Open Table Formats Guide¶
Convert benchmark data to modern columnar formats for improved query performance, storage efficiency, and platform compatibility.
Overview¶
BenchBox supports three open table formats for storing benchmark data:
Format |
Type |
Key Features |
Best For |
|---|---|---|---|
Parquet |
File |
Fast, universal support |
General analytics, portability |
Delta Lake |
Table |
ACID, time travel |
Production data lakes |
Iceberg |
Table |
Schema evolution, hidden partitioning |
Enterprise data platforms |
Why Use Columnar Formats?¶
TPC benchmarks generate data in TBL format (pipe-delimited text files). Converting to columnar formats provides:
Performance Benefits¶
Faster queries: Columnar storage enables reading only required columns (improvement varies by query selectivity)
Predicate pushdown: Filter data at the storage layer before loading into memory
Partition pruning: Skip irrelevant data partitions entirely
Statistics-based optimization: Min/max values and row counts per column chunk
Storage Benefits¶
3-5x compression: Columnar layout enables efficient encoding and compression
Type-aware encoding: Dictionary encoding for strings, RLE for repeated values
Compression algorithms: Snappy, Gzip, or Zstd for different size/speed tradeoffs
Platform Compatibility¶
Platform |
Parquet |
Delta Lake |
Iceberg |
|---|---|---|---|
DuckDB |
Native |
Extension |
- |
Spark |
Native |
Native |
Native |
Databricks |
Native |
Native |
Native |
Snowflake |
External |
External |
Native |
BigQuery |
External |
- |
External |
Polars |
Native |
Native |
- |
DataFusion |
Native |
- |
- |
Quick Start¶
Basic Conversion¶
# Generate TPC-H data first
benchbox run --platform duckdb --benchmark tpch --scale 1 --phases generate
# Convert to Parquet
benchbox convert --input ./benchmark_runs/tpch_sf1 --format parquet
Query Converted Data¶
import duckdb
# Connect and query Parquet files
conn = duckdb.connect()
result = conn.execute("""
SELECT l_returnflag, SUM(l_extendedprice) as revenue
FROM read_parquet('./benchmark_runs/tpch_sf1/lineitem.parquet')
GROUP BY l_returnflag
""").fetchdf()
Format Deep Dive¶
Apache Parquet¶
The most widely supported columnar format. Ideal for analytics workloads and data interchange.
Structure:
customer.parquet
├── Row Group 0
│ ├── Column: c_custkey (INT64, snappy)
│ ├── Column: c_name (STRING, dictionary)
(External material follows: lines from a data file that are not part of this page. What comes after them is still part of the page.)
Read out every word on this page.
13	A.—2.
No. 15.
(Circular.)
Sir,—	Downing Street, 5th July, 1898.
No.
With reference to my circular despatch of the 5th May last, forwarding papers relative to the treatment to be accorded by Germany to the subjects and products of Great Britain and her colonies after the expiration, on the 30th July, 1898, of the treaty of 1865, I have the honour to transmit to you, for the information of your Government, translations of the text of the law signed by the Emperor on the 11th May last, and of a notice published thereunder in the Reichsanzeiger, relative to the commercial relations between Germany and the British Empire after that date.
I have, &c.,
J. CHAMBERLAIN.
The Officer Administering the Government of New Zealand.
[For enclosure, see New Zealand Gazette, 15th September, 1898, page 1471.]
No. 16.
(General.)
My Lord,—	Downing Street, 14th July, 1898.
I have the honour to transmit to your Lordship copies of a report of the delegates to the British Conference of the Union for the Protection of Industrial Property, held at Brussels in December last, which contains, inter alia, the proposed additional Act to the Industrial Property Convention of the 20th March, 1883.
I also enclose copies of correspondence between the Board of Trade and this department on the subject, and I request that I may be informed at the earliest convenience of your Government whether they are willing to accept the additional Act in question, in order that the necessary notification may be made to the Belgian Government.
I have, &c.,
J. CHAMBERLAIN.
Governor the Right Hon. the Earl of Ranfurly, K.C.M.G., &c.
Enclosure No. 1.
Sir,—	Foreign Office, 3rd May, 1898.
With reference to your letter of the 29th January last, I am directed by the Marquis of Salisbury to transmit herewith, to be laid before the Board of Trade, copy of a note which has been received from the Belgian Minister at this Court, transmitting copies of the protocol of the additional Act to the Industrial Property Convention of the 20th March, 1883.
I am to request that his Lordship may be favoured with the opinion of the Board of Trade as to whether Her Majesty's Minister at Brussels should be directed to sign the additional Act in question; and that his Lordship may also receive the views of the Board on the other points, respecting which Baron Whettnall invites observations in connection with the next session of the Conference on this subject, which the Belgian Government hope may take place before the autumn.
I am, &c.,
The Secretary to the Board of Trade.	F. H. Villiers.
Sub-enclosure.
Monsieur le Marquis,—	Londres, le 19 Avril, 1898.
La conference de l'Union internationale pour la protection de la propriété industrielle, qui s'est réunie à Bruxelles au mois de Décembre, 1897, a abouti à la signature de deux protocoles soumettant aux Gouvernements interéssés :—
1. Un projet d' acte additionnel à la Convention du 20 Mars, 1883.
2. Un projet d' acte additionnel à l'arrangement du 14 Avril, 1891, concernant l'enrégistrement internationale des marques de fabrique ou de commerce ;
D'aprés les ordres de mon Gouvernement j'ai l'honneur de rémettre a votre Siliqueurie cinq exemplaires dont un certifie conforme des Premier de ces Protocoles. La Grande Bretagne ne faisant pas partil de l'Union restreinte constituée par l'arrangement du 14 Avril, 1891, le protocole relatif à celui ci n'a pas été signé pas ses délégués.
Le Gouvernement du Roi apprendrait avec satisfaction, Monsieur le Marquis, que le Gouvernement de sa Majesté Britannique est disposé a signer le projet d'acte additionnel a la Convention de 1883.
│ └── Column: c_acctbal (DECIMAL, snappy)
├── Row Group 1
│ └── ...
└── Footer (schema, statistics)
Usage:
# Basic conversion
benchbox convert --input ./data --format parquet
# With Zstd compression (best ratio)
benchbox convert --input ./data --format parquet --compression zstd
# Partitioned by date
benchbox convert --input ./data --format parquet --partition l_shipdate
Reading Parquet:
# DuckDB
conn.execute("SELECT * FROM read_parquet('customer.parquet')")
# PyArrow
import pyarrow.parquet as pq
table = pq.read_table('customer.parquet')
# Polars
import polars as pl
df = pl.read_parquet('customer.parquet')
# Pandas
import pandas as pd
df = pd.read_parquet('customer.parquet')
Delta Lake¶
Open table format with ACID transactions, built on Parquet files.
Structure:
customer/
├── _delta_log/
│ ├── 00000000000000000000.json # Initial commit
│ └── 00000000000000000001.json # Update commit
├── part-00000-*.parquet
└── part-00001-*.parquet
Features:
ACID Transactions: Concurrent reads/writes with isolation
Time Travel: Query historical versions of data
Schema Evolution: Add/remove columns without rewriting
Unified Batch/Streaming: Same table for both workloads
Installation:
uv add deltalake
Usage:
# Convert to Delta Lake
benchbox convert --input ./data --format delta
# With compression
benchbox convert --input ./data --format delta --compression zstd
Reading Delta Lake:
# Python deltalake library
from deltalake import DeltaTable
dt = DeltaTable('./customer')
df = dt.to_pandas()
# DuckDB (requires delta extension)
conn.execute("INSTALL delta; LOAD delta;")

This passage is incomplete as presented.